The state’s attorneys, however, noted the state constitution has been amended twice “to expand the categories of offenders who may be denied bail based on a judge’s determination of dangerousness.”

By eliminating the possibility of bail for a list of offenses that may differ from those in the state constitution, lawmakers have “improperly attempted to amend the Constitution” through legislation, rather than using the amendment process spelled out in the state constitution, the state’s attorneys argued.

The state's attorneys are represented in the case by a group of six state's attorney plaintiffs, including Rowe; Will County State's Attorney James Glasgow; McHenry County State's Attorney Patrick Kenneally; Vermilion County State's Attorney Jacqueline Lacy; Kendall County State's Attorney Eric Weis; and Sangamon County State's Attorney Dan Wright.

 The state defendants are being represented in the case by attorneys from Raoul’s office, as well as Democratic attorneys Michael J. Kasper, Adam Vaught and Luke Casson, each of Chicago. 
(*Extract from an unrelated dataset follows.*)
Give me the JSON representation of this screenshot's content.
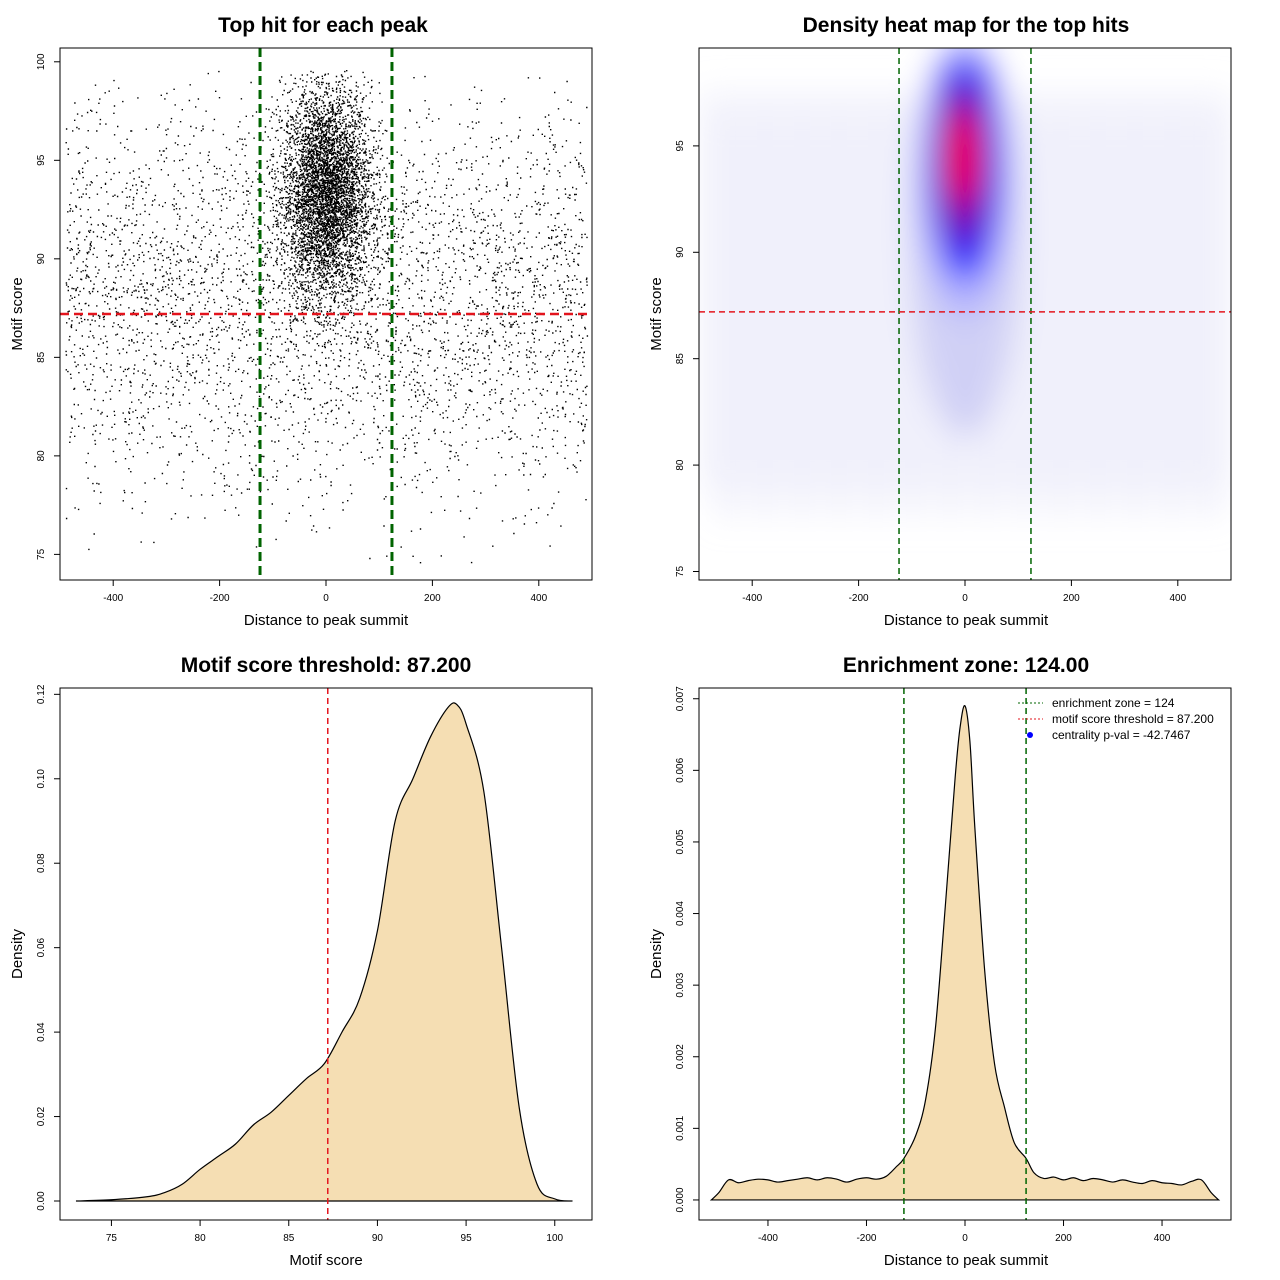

Kasper has long served as a top Democratic lawyer, with longstanding ties to indicted former House Speaker Michael J. Madigan. Vaught also has a long history of working with Madigan and his political organization. 

Casson, of the firm of Andreou & Casson, is an Oak Park Democrat, with political ties to Harmon. Casson led a political committee that spearheaded the effort to elect two new Democrats to the Illinois Supreme Court this fall.